Since we evolved into modern homo sapiens our relationship to Dogs is intimately related to our sense of self. As the companion species dog evolved alongside humans, rather as Diogenes lived, becoming the true cynics practising a pared down, ascetic life without human pretension. All over the world where humans wandered dogs followed, metamorphosing into the specialised creatures we breed today. Yet still in certain regions the dog remains loosely tied to human’s interventionist breeding regimes and has a freer association. Dogs evolved but without the regime of strict domestication, closer to Coyote and Wild Dog cousins, these village street dogs that litter North India have their own way of living in the complex heirarchy of modern Indian Society. They are the true heirs of the Cynics, eating, sleeping and copulating as and when they see fit, adapting easily to the situations they find themselves in. To clebrate and explore this unique culture, in all its rich and varied forms, counterproductions has created a library of dog portraits gleaned from long rambling walks in Puri, Raghurajpur (Odisha), Kolkata and Howrah (and in 2017 Delhi, and Rajasthan). These images form part of a larger project to reclaim knowledge, interact and celebrate the street dog culture of North India.

I’m up early – tried to make it before dawn – but the sun has already broken from the east and rolls across the beach. In the morning there is still some moisture diffusing the light, a slight mistiness, and the dogs, many thin almost shivering, afraid to open their eyes to see what the day brings. A man in big boots with a big camera lens. The eye is looking for them, searching for the light, out of the shade as the sun pitches higher they come in ones and twos. Hungry and hopeful, picking over the beach food, debris left from the latenight take outs but mainly the leftovers tipped onto the communal midden. This artificial dune dump, between the fishing village and the sea where the boats have arrived with their haul, surrounded by crowds of eager buyers, is the place the dogs frequent to find some decent scraps.
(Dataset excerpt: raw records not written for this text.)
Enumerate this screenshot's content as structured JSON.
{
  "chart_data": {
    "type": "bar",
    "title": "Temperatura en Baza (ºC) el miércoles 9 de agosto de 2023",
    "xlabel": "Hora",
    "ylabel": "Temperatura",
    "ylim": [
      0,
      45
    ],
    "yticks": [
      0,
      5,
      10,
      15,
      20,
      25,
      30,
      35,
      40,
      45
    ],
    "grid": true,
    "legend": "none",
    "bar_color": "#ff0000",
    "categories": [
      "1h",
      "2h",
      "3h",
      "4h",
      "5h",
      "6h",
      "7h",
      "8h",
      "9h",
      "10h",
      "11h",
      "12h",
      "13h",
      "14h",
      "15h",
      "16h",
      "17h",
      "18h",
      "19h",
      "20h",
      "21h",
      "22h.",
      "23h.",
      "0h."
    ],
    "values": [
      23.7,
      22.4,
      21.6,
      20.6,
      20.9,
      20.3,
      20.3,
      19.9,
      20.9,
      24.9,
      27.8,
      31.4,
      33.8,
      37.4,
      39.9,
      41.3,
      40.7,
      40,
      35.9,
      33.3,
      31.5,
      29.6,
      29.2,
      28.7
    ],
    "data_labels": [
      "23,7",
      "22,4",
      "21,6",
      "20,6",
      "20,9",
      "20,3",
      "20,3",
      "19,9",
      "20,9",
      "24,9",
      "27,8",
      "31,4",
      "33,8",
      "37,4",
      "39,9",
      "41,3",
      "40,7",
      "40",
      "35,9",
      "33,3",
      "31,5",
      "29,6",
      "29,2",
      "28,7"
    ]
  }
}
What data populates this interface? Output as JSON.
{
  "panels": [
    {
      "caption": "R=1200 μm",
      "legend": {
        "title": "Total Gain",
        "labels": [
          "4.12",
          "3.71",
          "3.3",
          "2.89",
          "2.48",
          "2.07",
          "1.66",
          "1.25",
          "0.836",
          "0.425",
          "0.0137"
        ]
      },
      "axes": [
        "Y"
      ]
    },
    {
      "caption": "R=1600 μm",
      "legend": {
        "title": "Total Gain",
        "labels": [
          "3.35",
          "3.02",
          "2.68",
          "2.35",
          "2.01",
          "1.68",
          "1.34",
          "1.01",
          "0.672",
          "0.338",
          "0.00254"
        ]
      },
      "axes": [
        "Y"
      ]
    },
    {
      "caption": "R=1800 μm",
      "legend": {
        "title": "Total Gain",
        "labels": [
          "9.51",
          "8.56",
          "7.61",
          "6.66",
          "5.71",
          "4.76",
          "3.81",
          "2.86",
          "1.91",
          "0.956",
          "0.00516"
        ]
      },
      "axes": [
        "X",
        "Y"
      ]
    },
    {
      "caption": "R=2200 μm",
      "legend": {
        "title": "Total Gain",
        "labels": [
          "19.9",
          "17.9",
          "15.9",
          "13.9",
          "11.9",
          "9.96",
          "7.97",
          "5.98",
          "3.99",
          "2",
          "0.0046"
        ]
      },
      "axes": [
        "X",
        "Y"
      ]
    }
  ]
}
Underneath an upturned boat, I turn to find a bloated corpse, a black dog, distended belly, bloody marks on the rear legs. Perhaps the first signs of carrion, scavenging on the scavengers. The smell is covered by a combination of the putrid dump and the sea air. Men squat on the edge of the midden to relieve themselves. Dumps and dogs, and as the villagers say there’s nowhere else to put the waste, but to let it be picked over before running into a thick black treacle, channeled into the sea.
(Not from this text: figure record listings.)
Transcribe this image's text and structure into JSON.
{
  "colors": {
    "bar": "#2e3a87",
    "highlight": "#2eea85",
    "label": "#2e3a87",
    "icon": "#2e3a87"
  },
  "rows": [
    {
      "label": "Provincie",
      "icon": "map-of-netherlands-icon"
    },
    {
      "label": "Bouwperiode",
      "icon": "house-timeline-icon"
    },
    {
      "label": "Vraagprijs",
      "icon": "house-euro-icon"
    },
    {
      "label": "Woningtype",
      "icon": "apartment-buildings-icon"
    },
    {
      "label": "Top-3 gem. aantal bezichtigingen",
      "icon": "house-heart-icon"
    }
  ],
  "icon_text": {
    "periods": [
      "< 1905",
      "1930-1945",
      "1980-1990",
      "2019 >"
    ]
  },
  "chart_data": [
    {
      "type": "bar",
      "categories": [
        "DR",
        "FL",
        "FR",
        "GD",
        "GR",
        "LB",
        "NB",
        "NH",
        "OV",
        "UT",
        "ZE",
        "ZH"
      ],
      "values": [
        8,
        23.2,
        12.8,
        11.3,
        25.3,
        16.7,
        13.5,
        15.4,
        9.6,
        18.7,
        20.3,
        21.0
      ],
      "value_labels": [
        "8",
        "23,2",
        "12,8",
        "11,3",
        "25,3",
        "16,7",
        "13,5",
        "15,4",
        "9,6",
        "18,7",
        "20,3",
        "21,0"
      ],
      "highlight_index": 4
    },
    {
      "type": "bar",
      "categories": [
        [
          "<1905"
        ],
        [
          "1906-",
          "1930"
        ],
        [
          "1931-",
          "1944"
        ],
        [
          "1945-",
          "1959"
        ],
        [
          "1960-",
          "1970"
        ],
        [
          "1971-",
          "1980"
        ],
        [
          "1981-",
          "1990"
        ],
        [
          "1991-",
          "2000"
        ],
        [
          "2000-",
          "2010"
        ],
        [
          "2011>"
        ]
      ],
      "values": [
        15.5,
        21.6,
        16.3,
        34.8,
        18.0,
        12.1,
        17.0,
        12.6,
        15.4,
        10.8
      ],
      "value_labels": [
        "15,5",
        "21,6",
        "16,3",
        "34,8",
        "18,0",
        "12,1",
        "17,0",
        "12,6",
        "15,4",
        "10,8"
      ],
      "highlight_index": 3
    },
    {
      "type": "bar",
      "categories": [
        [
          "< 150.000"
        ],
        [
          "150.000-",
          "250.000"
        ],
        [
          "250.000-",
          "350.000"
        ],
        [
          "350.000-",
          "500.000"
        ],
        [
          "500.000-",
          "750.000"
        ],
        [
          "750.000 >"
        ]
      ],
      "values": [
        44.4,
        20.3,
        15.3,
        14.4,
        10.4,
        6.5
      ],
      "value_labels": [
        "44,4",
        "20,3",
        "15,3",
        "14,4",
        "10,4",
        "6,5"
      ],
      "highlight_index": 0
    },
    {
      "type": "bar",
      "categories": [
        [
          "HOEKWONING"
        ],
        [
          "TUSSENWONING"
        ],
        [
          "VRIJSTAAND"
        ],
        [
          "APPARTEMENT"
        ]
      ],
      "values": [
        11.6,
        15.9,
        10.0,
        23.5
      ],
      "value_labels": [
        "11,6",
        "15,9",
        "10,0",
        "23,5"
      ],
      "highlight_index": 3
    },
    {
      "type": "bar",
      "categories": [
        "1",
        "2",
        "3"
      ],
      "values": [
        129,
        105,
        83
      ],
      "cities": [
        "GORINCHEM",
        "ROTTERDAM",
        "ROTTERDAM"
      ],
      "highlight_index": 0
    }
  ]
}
Quotes from Manifestly Haraway – Donna J. Haraway (2016) University of Minnesotta Press.

…companion animal has the pedigree of the mating between technoscientific expertise and late-industrial pet-keeping practices, with their democratic masses in love with their domestic partners, or at least with the nonhuman ones. Companion animals can be horses, dogs, cats, or a range of other beings willing to make the leap to the biosociality of service dogs,  family members, or team members in cross-species sports. (The Companion Species Manifesto: 106)
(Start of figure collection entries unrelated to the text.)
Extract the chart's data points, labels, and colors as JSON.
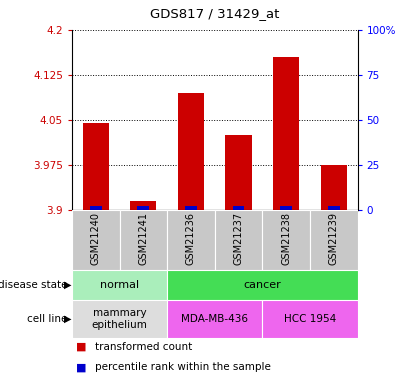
{
  "title": "GDS817 / 31429_at",
  "samples": [
    "GSM21240",
    "GSM21241",
    "GSM21236",
    "GSM21237",
    "GSM21238",
    "GSM21239"
  ],
  "red_values": [
    4.045,
    3.915,
    4.095,
    4.025,
    4.155,
    3.975
  ],
  "ymin": 3.9,
  "ymax": 4.2,
  "yticks": [
    3.9,
    3.975,
    4.05,
    4.125,
    4.2
  ],
  "ytick_labels": [
    "3.9",
    "3.975",
    "4.05",
    "4.125",
    "4.2"
  ],
  "right_yticks": [
    0,
    25,
    50,
    75,
    100
  ],
  "right_ytick_labels": [
    "0",
    "25",
    "50",
    "75",
    "100%"
  ],
  "bar_color_red": "#cc0000",
  "bar_color_blue": "#0000cc",
  "disease_groups": [
    {
      "label": "normal",
      "samples": [
        0,
        1
      ],
      "color": "#aaeebb"
    },
    {
      "label": "cancer",
      "samples": [
        2,
        3,
        4,
        5
      ],
      "color": "#44dd55"
    }
  ],
  "cell_line_groups": [
    {
      "label": "mammary\nepithelium",
      "samples": [
        0,
        1
      ],
      "color": "#dddddd"
    },
    {
      "label": "MDA-MB-436",
      "samples": [
        2,
        3
      ],
      "color": "#ee66ee"
    },
    {
      "label": "HCC 1954",
      "samples": [
        4,
        5
      ],
      "color": "#ee66ee"
    }
  ],
  "legend_items": [
    {
      "label": "transformed count",
      "color": "#cc0000"
    },
    {
      "label": "percentile rank within the sample",
      "color": "#0000cc"
    }
  ]
}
Making Dog Mask – “King of  the Dogs”

There is material for this everywhere, and like a dog I dive into the nearest dumping ground, about 10 minutes from MATI Residency, in front of the building site adjacent to us.  Careful what to pick at but eager to find the right materials to make a start on the project, I start by making a pile of papers and card. A dog prowls warily atop the dump, regarding my work suspiciously. I need a bag to collect the materials so turn my back to go into the building site to look for discarded cement bags. On my return there’s a pungent smell and puddles of urine sprayed across the pile of papers. The dog has come and anointed the gleaned materials. Now nowhere to be seen I feel pleased that the project to explore ‘Dog/God’ has been blessed by our resident street dog. Everything has its mark and stench, its use and its sacred right to exist, in the layered heirarchies of Odisha.